La base segura es sin duda un elemento importante en la terapia y es curativa por si mismo para
cierto tipo de pacientes; la técnica tradicional veía los componentes relacionales como una variable a
controlar en el análisis, sacrificando así una valiosa vía de intervención. Eso no significa que el
trabajo interpretativo pueda ser eliminado, más bien, se debería hablar de dos líneas paralelas de
trabajo terapéutico: la relacional (que abarca el vínculo sujeto-paciente y las implicaciones para las
relaciones exteriores y el mundo interno del paciente) y la interpretativa (que se ciñe a mostrar
ciertos procesos mentales del sujeto). En un plano del tratamiento, el análisis de los patrones
relacionales -de las representaciones internas de los otros- debe encontrar un espacio bipersonal en
la terapia, se deben abordar por medio del vínculo que existe entre el paciente y el terapeuta. En otro
plano, hay ciertos procesos mentales que deben ser analizados en una sola dirección, el analista
debe mostrar (y hacer que el paciente incorpore) un método de auto observación que le haga
detectar y comprender ciertas acciones (angustias, mecanismos de defensa, reacciones
inconscientes, rasgos de carácter) que no dependen tanto de la interacción con otros, aunque
pudieran tener ahí su origen.
Apego y narcisismo son quizá dos de los puntos que más se relacionan en psicoanálisis con esta
necesidad de interactuar para alcanzar un desarrollo; no obstante, no es el único campo en el que el
ser humano se constituye a partir de lo que otros le dan (un tema capital en psicoanálisis ortodoxo,
como es la pulsión, también puede tener su origen en la inscripción que hacen los otros en el deseo
del sujeto). Una relectura de los padres de la teoría psicoanalítica puede mostrarnos cómo lo que
podía estar curando a sus pacientes no era sólo aquello que ellos creían, sino también un modo de
relación que entablaron inconscientemente. En cualquier caso, esa relectura siempre será una
construcción personal.

Construir: la relación, el cerebro, los constructos, el significado (narrativa).

Apéndice

La Matriz de Cowan

La Matriz de Cowan (2001) supone un intento de ordenar las distintas teorías psicológicas en función
del tipo de conocimiento que priman. El cuadro de doble entrada surge de combinar un constructo
Interno – Externo (completado con una postura “interactiva”) con tres categorías (Biológica
Psicológica y Relacional).

No hay que tomar esta clasificación como exhaustiva, simplemente pretende orientar sobre las
fuentes de conocimiento en psicopatología y psicoterapia. Su utilidad está en orientar al clínico y, en
ocasiones, invitar a incluir en sus hipótesis nuevas fuentes de información (por devastador que
resulte para las hipótesis que habían surgido del campo teórico preferente de cada terapeuta).
Indicaciones terapéuticas según M. G. Y M Shane

La psicoterapia basada en el apego debe incluir estas características:

1. Respuesta Contingente: adaptarse a las necesidades del paciente sin abandonar otros objetivos.

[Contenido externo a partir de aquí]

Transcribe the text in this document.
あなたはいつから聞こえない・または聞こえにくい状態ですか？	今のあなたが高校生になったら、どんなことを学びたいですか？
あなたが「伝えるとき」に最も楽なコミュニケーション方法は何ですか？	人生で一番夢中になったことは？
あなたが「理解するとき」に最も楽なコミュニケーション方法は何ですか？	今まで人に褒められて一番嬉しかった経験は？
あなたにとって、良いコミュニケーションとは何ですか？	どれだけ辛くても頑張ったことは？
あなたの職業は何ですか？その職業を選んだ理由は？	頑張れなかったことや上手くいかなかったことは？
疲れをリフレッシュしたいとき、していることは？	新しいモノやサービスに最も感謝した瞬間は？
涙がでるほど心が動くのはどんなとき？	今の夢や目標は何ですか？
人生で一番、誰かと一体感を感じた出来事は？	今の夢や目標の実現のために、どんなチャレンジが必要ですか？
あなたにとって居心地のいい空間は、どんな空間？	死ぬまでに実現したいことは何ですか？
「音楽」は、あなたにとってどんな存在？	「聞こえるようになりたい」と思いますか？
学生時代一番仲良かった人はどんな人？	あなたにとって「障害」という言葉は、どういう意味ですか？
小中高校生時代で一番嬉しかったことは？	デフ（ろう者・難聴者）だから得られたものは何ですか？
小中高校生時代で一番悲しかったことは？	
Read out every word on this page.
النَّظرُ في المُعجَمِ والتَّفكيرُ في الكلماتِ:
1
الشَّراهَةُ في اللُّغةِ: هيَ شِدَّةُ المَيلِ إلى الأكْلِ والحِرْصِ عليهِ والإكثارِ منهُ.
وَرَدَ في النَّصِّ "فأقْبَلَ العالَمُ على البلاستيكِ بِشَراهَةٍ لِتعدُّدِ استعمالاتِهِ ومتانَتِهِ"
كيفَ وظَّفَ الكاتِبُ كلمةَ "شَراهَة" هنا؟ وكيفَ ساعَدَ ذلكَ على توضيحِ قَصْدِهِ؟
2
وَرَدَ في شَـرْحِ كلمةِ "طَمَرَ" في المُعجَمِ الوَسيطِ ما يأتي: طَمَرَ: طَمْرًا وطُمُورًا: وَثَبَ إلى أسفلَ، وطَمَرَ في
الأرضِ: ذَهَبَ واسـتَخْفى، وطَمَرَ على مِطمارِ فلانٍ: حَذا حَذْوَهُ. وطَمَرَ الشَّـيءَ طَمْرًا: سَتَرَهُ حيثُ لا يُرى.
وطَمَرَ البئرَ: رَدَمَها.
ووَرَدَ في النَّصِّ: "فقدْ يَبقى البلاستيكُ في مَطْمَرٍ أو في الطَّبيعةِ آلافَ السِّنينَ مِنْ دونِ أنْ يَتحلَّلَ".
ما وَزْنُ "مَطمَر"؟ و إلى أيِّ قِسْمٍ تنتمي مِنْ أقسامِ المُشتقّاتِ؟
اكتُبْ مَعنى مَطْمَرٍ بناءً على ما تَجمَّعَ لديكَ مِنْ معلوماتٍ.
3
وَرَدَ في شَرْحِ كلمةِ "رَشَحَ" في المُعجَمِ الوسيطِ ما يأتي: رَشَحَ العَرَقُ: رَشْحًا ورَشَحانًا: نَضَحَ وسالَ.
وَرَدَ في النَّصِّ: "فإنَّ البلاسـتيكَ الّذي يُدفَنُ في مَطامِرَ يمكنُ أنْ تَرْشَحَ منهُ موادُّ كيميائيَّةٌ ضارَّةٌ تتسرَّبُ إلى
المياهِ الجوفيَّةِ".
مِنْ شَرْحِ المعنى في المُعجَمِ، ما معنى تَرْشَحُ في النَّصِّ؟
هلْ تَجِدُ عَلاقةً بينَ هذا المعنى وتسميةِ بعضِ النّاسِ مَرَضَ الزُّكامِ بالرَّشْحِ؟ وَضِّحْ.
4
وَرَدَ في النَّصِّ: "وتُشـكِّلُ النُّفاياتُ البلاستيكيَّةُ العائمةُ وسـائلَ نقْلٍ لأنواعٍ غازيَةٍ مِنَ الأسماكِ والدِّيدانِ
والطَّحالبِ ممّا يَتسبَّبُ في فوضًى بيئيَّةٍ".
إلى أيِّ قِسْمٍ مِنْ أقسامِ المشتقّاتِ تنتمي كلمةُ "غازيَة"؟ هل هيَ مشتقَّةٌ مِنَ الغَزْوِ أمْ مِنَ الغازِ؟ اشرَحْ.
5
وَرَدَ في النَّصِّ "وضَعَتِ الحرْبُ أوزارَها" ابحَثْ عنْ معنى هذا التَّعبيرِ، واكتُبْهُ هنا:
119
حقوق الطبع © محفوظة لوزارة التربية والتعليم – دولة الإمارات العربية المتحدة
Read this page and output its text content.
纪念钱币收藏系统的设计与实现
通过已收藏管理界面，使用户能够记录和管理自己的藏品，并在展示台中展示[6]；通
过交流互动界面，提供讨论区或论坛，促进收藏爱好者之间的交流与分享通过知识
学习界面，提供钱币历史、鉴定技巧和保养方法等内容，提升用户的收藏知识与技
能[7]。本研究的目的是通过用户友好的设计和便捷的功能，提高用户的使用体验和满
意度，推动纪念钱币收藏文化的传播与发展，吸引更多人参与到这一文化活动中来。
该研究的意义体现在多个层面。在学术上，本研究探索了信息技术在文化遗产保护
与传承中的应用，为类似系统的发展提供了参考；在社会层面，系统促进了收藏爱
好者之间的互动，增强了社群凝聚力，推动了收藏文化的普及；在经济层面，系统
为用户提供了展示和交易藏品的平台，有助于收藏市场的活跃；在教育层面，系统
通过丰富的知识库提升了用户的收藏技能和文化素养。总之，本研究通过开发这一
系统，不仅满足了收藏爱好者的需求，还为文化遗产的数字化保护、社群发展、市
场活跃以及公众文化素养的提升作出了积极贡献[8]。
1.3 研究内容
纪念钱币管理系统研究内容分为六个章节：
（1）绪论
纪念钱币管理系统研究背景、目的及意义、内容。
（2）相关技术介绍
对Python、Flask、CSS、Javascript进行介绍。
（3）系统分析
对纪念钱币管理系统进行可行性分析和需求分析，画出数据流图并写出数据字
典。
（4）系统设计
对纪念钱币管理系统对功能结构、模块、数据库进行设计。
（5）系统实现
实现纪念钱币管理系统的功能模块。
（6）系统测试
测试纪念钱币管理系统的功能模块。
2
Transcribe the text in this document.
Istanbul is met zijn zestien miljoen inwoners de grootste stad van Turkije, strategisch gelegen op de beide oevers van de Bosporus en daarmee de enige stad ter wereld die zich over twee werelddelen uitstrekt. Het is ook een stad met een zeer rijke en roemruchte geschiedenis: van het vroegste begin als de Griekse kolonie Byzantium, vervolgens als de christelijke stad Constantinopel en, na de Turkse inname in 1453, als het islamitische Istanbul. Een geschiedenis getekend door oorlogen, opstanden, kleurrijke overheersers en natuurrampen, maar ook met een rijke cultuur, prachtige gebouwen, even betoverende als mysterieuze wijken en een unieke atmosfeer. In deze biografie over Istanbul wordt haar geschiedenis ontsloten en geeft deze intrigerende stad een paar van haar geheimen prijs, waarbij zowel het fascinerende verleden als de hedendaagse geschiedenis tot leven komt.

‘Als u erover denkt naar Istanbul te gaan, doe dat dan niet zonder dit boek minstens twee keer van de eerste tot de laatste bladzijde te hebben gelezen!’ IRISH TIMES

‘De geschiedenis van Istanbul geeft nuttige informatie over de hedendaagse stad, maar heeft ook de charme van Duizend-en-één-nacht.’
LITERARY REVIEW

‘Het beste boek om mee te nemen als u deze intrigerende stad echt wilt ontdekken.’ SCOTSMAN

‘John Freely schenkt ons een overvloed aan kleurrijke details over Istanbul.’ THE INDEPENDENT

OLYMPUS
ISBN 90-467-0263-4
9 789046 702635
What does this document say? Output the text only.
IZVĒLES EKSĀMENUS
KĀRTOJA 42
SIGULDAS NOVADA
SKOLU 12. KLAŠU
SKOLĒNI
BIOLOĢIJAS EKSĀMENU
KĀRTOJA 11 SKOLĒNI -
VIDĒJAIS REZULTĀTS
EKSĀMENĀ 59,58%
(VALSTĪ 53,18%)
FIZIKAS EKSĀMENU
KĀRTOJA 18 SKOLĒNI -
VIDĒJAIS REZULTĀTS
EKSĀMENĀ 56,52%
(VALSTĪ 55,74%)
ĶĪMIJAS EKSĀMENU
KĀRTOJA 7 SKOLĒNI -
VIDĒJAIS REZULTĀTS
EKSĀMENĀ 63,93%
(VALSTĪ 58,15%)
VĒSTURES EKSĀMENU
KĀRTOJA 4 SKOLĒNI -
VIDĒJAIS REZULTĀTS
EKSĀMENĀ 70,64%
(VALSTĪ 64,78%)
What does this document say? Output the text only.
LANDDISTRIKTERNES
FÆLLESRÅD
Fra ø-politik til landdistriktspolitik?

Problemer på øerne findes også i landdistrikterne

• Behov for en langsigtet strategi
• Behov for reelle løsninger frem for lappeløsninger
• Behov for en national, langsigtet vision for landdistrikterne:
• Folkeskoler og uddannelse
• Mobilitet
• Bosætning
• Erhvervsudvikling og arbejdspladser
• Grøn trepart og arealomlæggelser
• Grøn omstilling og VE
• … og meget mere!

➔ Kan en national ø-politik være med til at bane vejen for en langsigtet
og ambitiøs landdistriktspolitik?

2. Mentalización: identificar y entender los estados emocionales del sujeto.

3. Empatía: articulación de la mentalización con la experiencia subjetiva.


4. Simpatía: articulación de la empatía y la mentalización, acompañada de esfuerzos en los que el
terapeuta se muestra disponible y volcado a ayudar al paciente.

5. Enfatizar la importancia de experiencias positivas, como forma de contrarrestar las negativas.

6. Envolver al paciente en un clima de respeto, aceptación y esperanza.